Since 50% of the genes of the implanted embryo are of paternal origin, it is a foreign body for the mother’s body and can potentially be rejected by the mother’s immune system. (And then we can talk about such a rare occurrence as immunological infertility.) The embryo is protected by a complex of factors that include the production of immunosuppressive cytokinins and proteins, as well as specific HLA-G molecules that belong to the class IB of the main histocompatibility complex and block recognition the embryo as foreign tissue. If the mother has autoimmune diseases, for example, lupus erythematosus, embryo rejection occurs due to antibodies, the production of which is caused by the disease, and their secondary attack of the embryo. .

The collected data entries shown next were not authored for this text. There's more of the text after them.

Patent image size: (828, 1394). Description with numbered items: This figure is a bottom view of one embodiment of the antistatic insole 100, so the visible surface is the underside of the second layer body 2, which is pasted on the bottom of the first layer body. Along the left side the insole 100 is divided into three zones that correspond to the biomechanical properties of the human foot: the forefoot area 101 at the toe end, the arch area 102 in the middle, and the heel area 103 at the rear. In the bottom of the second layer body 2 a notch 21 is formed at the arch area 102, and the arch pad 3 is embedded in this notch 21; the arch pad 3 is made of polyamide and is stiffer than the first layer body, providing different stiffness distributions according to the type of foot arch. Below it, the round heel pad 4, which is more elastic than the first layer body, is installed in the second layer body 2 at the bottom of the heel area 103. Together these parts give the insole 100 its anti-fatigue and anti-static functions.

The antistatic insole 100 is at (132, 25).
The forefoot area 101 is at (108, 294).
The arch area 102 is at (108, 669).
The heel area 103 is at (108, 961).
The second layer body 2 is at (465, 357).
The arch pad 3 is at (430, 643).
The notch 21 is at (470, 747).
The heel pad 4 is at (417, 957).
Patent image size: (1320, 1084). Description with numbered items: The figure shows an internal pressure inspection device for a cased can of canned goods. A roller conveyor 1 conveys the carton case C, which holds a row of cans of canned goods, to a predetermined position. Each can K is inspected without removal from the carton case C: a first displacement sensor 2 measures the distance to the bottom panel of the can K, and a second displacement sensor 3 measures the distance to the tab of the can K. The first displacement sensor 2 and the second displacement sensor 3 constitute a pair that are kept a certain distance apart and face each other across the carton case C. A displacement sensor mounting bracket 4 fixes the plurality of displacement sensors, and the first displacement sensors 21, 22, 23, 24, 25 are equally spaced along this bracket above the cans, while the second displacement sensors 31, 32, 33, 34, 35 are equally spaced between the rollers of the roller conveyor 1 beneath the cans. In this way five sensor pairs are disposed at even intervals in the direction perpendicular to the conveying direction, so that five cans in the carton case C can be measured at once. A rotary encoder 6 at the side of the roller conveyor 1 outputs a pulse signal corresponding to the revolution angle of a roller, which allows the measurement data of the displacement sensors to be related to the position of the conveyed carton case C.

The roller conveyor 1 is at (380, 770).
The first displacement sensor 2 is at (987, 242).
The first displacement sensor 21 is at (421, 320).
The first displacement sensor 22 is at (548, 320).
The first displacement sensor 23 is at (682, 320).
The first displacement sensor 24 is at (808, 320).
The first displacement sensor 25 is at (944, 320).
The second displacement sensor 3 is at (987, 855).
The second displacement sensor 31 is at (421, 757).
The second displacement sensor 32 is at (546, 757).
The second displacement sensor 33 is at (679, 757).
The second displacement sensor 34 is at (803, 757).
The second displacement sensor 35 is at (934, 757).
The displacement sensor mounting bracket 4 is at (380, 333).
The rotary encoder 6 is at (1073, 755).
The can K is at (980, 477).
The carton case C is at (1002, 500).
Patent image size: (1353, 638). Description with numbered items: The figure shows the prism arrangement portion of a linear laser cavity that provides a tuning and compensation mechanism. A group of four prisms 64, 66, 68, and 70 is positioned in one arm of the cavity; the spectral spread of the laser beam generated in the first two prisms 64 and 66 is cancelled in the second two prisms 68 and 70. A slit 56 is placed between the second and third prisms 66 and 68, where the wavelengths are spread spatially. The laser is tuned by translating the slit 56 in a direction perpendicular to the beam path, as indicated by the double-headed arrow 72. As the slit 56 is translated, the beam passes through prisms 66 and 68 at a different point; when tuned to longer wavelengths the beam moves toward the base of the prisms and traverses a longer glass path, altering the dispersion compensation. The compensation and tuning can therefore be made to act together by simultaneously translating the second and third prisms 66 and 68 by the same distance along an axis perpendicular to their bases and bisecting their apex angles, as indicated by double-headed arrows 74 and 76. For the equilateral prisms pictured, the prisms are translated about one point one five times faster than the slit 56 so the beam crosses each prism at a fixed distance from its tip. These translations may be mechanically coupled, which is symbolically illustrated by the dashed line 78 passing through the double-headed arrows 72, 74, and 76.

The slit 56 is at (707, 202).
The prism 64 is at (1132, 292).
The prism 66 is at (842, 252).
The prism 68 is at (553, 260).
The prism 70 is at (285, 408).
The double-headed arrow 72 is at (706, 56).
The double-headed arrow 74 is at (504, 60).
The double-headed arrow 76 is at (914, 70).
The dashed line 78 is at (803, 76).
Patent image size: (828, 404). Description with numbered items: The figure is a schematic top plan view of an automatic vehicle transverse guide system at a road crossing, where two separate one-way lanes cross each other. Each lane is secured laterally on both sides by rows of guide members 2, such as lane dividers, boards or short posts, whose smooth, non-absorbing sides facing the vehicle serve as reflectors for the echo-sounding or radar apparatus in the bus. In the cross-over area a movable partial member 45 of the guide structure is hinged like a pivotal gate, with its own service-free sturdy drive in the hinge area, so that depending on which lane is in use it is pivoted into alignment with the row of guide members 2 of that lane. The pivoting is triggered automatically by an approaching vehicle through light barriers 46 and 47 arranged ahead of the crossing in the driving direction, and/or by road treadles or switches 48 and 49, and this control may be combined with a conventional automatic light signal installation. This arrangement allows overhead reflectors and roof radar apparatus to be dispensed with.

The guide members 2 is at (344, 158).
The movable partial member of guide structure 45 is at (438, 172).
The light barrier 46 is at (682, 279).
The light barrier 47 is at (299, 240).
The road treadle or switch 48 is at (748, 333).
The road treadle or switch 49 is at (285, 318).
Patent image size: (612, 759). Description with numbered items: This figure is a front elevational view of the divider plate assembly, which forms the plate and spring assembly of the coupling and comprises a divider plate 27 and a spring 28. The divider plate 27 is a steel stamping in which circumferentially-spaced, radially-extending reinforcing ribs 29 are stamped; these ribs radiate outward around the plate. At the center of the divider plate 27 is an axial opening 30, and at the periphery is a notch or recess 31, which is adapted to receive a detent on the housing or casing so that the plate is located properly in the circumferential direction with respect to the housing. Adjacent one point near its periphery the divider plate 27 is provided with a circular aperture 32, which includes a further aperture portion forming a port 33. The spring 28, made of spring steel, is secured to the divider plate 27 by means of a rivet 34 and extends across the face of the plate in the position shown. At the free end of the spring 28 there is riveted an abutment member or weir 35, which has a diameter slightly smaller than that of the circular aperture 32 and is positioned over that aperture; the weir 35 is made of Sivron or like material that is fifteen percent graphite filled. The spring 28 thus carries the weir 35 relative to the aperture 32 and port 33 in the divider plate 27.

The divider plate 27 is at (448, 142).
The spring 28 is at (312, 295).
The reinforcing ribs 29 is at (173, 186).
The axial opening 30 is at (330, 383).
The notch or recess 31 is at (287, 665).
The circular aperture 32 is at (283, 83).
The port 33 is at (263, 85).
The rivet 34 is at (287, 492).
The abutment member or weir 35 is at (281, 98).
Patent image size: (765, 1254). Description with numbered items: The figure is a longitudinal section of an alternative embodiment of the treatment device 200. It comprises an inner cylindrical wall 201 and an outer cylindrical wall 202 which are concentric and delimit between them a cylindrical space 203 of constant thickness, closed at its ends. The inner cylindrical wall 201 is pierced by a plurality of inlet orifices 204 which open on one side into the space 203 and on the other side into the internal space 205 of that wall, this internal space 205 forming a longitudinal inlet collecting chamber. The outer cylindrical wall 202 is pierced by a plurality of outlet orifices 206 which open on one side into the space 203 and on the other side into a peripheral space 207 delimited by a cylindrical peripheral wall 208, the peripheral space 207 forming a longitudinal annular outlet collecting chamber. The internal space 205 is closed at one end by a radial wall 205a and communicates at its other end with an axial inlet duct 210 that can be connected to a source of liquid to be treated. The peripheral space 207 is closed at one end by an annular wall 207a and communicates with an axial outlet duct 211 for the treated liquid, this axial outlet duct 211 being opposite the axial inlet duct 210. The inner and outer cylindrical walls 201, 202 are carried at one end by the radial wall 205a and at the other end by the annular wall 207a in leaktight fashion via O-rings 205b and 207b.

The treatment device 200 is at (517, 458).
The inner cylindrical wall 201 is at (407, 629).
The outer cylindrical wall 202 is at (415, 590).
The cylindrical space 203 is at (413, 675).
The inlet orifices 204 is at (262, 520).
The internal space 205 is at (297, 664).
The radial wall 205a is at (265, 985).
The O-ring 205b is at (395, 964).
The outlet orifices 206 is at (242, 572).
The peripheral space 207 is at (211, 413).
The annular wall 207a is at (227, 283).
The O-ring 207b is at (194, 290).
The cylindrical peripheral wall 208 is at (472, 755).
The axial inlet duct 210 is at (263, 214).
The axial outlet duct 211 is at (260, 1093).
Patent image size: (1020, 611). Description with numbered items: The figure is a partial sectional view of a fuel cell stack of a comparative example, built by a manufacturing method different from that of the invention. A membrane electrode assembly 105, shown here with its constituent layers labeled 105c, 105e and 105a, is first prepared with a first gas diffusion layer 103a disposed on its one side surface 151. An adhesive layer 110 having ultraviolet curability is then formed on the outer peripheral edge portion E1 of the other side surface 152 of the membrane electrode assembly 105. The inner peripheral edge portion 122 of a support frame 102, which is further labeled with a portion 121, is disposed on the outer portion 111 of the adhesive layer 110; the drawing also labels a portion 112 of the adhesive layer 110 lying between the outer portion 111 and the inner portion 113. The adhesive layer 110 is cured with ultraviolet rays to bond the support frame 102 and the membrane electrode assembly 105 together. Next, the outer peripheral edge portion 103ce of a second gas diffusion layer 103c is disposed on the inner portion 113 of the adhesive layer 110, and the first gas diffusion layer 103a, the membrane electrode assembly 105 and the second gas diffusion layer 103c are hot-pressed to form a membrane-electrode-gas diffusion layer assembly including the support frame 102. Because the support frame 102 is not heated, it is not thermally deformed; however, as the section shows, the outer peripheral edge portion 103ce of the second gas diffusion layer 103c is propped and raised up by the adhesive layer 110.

Sometimes abnormal implantation sites occur even in the uterus. Normally, a blastocyst is implanted along the posterior or anterior walls of the uterus. Occasionally, a blastocyst is implanted close to the internal pharynx of the cervix, which in the late stages of placenta development leads to blockage of the pharynx (placenta previa) and severe, life-threatening bleeding in the second half of pregnancy and during childbirth.
Occasionally, implantation sites are localized outside the uterus, causing the development of an ectopic pregnancy. Such places may be the abdominal cavity, ovary, or fallopian tube. 95% of ectopic pregnancies fall on the fallopian tube, and most of them are localized in its ampullar part. In the abdominal cavity, the blastocyst often attaches to the peritoneum in the rectal-uterine space, or Douglas pocket. The blastocyst can also attach to the omentum. Sometimes a blastocyst develops in the ovary itself, which is called primary ovarian pregnancy..Most ectopic pregnancies end in the death of the embryo around the second month of pregnancy, which is accompanied by significant pain in the mother’s abdomen and severe bleeding.
Abnormal blastocysts are very common. So, for example, in a series of 26 implanted blastocysts aged 7.5 to 17 days received from patients with normal fertility, 9 (34.6%) were abnormal. Some consisted only of synthism, while others had varying degrees of trophoblast hypoplasia. In others, there was no embryoblast, and in some, the germinal disk had an abnormal localization.
Most abnormal blastocysts do not cause any manifestations of pregnancy, since their trophoblast is so underdeveloped that the corpus luteum could not exist for a long time. Such embryos are rejected with another menstrual bleeding. In rare cases, trophoblast develops and forms placental membranes, but there is little or no embryonic tissue. Such cases are known as hydatine-like vesicles, they produce a large amount of human chorionic gonadotropin, and can transform into benign and malignant tumors (choriocarcinomas).
A genetic analysis of these vesicles shows that although the male and female nuclei are genetically equivalent, they are functionally different. Most vesicles form as a result of fertilization of an oocyte in which there is no nucleus, followed by duplication of male chromosomes to restore the diploid set. These data indicate that it is the paternal genes that provide the development of trophoblast, since this tissue forms in the vesicles even in the absence of a female nucleus. .
Reproductive disorders are often found in the pre- and post-implantation period. Even in fertile women, under optimal conditions for pregnancy, approximately 15% of the oocytes are not fertilized, and another 10-15% begin crushing, but are not implanted. Of 70-75% of the embryos that were implanted, only 58% survive to the second week, of which 16% are abnormal.